Como pode ter todos os francos que quiser vender, o BC suíço pode sustentar indefinidamente o câmbio
“A Itália viveu 30 anos sob os Bórgias e [os italianos] tiveram guerras, terror, assassinato e derramamento de sangue, mas nos deram Michelangelo, Da Vinci e a Renascença. Na Suíça, eles têm amor fraterno e 500 anos de democracia e paz, e o que eles produziram? O relógio cuco!”
Orson Welles foi mais ácido sobre a Suíça do que o merecido. Fosse ainda vivo, poderia contemplar a outra inovação helvética: um regime de metas para a inflação em que o banco central persegue também um objetivo para a taxa de câmbio.
Na semana passada, o Banco Nacional Suíço (SNB) afirmou que não permitirá que € 1 custe menos do que 1,20 franco e que, para tal, está disposto a comprar tantos quantos forem necessários para manter seu custo ao menos naquele patamar. Posto de outra forma: o SNB se comprometeu a vender todos os francos requeridos para conservar a paridade.
Assim, diferentemente do caso usual dos países que precisam vender moeda estrangeira para manter a taxa de câmbio, e eventualmente são forçados a abandoná-la por falta de reservas, o SNB não sofre tal restrição. Como tem o poder de criar toda a moeda local que quiser vender, ele seria capaz, desse ponto de vista, de sustentar indefinidamente o câmbio.
De uma perspectiva distinta, porém, há outro desafio, a saber, se será possível conciliar a meta para a inflação (“abaixo de 2%”, segundo sua definição de estabilidade de preços) com a promessa implícita de emissão sem limites de moeda para estancar a apreciação.
Em geral, isso não é factível, mas algumas condições específicas do caso suíço sugerem que, ao menos inicialmente, o SNB conseguirá servir a dois senhores.
A começar porque a inflação em 12 meses se encontra ao redor de 0,5% e tem ficado sistematicamente bem abaixo da meta desde o final de 2008.
Adicionalmente, a Selic alpina (Saron) se encontra próxima de zero, o que limita a capacidade do SNB de estimular a atividade econômica (e a inflação) pelos canais convencionais de política monetária.
Sob tais condições, a fixação de um valor mínimo para o euro -à medida que é também um compromisso de emissão de moeda- pode ajudar a trazer a inflação de volta a patamares próximos de 2%.
Em outras palavras, essa política tem data de validade, dada pela velocidade de aproximação da inflação à meta.
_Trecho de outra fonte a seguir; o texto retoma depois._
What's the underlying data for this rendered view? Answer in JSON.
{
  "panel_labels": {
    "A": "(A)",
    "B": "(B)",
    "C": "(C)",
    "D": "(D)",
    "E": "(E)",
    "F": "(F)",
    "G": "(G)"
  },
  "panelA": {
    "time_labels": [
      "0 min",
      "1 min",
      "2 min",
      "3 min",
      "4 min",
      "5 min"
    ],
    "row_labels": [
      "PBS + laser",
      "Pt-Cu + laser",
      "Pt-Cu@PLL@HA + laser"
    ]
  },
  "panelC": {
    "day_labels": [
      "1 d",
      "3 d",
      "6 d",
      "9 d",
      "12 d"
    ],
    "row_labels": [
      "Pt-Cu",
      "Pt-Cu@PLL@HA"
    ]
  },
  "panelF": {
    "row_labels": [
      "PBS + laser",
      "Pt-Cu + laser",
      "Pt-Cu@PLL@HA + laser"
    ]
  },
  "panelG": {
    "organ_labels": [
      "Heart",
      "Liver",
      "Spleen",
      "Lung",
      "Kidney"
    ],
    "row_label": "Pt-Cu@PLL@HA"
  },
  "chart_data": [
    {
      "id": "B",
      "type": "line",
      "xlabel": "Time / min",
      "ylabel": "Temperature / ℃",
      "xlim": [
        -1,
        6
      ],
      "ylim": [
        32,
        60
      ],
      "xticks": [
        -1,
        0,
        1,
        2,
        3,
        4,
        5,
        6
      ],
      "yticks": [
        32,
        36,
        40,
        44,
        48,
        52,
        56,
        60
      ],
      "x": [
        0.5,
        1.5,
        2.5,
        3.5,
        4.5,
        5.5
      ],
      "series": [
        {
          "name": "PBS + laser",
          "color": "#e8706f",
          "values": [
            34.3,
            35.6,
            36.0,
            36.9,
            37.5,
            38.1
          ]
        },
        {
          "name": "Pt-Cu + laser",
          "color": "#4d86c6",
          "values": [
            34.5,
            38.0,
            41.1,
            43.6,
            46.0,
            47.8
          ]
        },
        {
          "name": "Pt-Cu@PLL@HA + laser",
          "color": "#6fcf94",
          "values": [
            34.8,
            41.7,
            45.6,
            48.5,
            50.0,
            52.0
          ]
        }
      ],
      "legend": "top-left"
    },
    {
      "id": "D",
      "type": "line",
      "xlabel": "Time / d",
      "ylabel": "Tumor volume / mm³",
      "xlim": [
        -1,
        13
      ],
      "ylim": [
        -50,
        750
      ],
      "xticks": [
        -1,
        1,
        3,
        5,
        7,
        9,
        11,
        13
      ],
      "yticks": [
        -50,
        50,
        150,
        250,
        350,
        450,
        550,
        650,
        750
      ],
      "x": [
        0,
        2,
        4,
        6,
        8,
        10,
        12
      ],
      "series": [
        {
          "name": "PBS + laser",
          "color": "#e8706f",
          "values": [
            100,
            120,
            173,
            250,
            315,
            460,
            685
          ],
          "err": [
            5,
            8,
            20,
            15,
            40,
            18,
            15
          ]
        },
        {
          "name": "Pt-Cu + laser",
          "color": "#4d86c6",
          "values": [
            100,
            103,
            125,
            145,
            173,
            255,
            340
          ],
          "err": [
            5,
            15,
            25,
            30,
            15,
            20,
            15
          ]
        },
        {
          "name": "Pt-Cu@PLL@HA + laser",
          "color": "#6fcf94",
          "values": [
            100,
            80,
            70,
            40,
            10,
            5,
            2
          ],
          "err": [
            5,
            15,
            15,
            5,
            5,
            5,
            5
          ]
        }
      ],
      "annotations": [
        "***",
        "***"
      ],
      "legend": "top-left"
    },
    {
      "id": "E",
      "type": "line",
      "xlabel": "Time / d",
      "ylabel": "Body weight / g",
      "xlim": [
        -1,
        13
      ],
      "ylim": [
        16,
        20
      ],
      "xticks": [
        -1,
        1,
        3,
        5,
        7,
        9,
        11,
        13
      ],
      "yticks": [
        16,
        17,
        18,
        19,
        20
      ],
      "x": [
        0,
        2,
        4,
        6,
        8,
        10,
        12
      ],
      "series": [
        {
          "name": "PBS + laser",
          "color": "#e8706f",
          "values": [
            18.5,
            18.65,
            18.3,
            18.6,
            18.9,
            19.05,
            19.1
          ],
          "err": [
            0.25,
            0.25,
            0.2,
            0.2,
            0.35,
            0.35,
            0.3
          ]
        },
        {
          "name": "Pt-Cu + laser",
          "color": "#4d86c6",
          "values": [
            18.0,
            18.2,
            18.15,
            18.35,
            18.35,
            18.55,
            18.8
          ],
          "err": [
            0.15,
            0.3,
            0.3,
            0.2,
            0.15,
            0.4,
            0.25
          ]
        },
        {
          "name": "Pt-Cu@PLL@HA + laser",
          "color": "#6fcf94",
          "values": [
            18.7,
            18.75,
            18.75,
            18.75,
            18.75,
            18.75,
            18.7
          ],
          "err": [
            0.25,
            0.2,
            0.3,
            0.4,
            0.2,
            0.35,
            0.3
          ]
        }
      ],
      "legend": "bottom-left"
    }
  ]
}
Quando houver sinais de convergência, as políticas colidirão, como de hábito, e o SNB terá de escolher uma delas, no caso, se meu palpite vale qualquer coisa, a meta da inflação.
Cabe notar, contudo, que o desemprego suíço não parece muito distante daquele compatível com a meta (a inflação baixa aparenta resultar mais da apreciação da moeda do que da baixa atividade doméstica), o que sugere a possibilidade de uma convergência mais rápida. De qualquer forma, a escolha não é para logo.
O caso suíço, por sua especificidade, ilustra bem os limites que a fixação da taxa de câmbio enfrentaria em outros países (penso, é claro, no Brasil, mas sugiro que olhem o que vem ocorrendo, por exemplo, em Hong Kong).
Onde a inflação já é elevada, uma tentativa de depreciação na marra da taxa de câmbio colidiria de saída com o objetivo de controle inflacionário, não apenas pela transmissão imediata dos preços internacionais aos domésticos, mas principalmente pela perda de autonomia da política monetária se formos levar a sério o compromisso de compra de toda moeda estrangeira.
Na prática, teríamos uma repetição, em escala maior, dos problemas observados no começo deste ano. Por um lado, deixaríamos de ter o efeito desinflacionário da moeda mais forte; por outro, a política monetária mais frouxa, no contexto de um mercado de trabalho bem mais apertado do que na Suíça, não precisaria de muito estímulo para se traduzir em maiores pressões sobre os preços domésticos.
No final, nem Michelangelo nem relógio cuco. Só uma aceleração inflacionária digna dos Bórgias.